Woodstock High School Classroom Addition on Track to Open on Time and Within Budget This August
Woodstock Community News Staff··2 min read

Cherokee County School Board members toured the nearly complete two-story building, which will add classroom capacity ahead of the 2026-27 school year
Cherokee County School Board members toured the new classroom addition at Woodstock High School on Tuesday, with district officials confirming the project will be ready when students return in August — and that it will come in on time and within budget.
Drone photographs of the nearly finished structure show a substantial two-story brick building with floor-to-ceiling windows and a covered exterior walkway still receiving its finishing touches. The building connects directly to the existing Woodstock High School campus off Arnold Mill Road, folding into the school's established footprint rather than standing apart from it. Workers and equipment visible in the images make clear that final construction activity is still underway, but the overall structure appears complete.

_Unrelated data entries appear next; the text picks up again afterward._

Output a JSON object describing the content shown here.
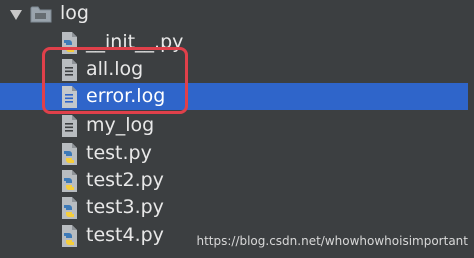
{
  "tree": {
    "folder": {
      "label": "log",
      "expanded": true,
      "icon": "folder-icon"
    },
    "files": [
      {
        "label": "__init__.py",
        "icon": "python-file-icon",
        "selected": false
      },
      {
        "label": "all.log",
        "icon": "text-file-icon",
        "selected": false
      },
      {
        "label": "error.log",
        "icon": "text-file-icon",
        "selected": true
      },
      {
        "label": "my_log",
        "icon": "text-file-icon",
        "selected": false
      },
      {
        "label": "test.py",
        "icon": "python-file-icon",
        "selected": false
      },
      {
        "label": "test2.py",
        "icon": "python-file-icon",
        "selected": false
      },
      {
        "label": "test3.py",
        "icon": "python-file-icon",
        "selected": false
      },
      {
        "label": "test4.py",
        "icon": "python-file-icon",
        "selected": false
      }
    ]
  },
  "annotation": {
    "color": "#e0404a",
    "note": "red rounded rectangle highlighting all.log and error.log"
  },
  "watermark": "https://blog.csdn.net/whowhowhoisimportant",
  "colors": {
    "background": "#3c3f41",
    "selection": "#2f65ca",
    "text": "#e8e8e8",
    "python_blue": "#3d7ab8",
    "python_yellow": "#f5cd3b",
    "text_file_gray": "#b8bcc0"
  }
}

For anyone who has watched a public school construction project drag past its deadline — or balloon past its budget — the district's announcement carries real weight. Large-scale additions to high schools routinely run into trouble: supply chain snags, permitting delays, contractor scheduling conflicts. Finishing on time and on budget isn't the norm. That it's happening here matters to the families, teachers and taxpayers who have followed this project from groundbreaking.
Woodstock High School has long been one of the larger and more prominent campuses in the Cherokee County School District, which serves one of the fastest-growing counties in Georgia. Cherokee County's population has expanded steadily for two decades, and that growth hasn't let up — new neighborhoods continue to fill in across the county, sending more students through the doors of schools that were, in many cases, built for a smaller community. The pressure on facilities has been constant and cumulative.
To keep pace, the Cherokee County School District has leaned heavily on Special Purpose Local Option Sales Tax, or SPLOST, measures — voter-approved funding mechanisms that direct a portion of local sales tax revenue toward capital construction rather than the general operating budget. Those funds have financed new buildings, renovations and additions at campuses across the county. The Woodstock High addition is among the most visible of those recent investments, a tangible return on what Cherokee County residents approved at the ballot box.
With the structure now in its final weeks of construction, teachers and administrators will have the summer to move in, set up classrooms and prepare the building before the first bell rings in August.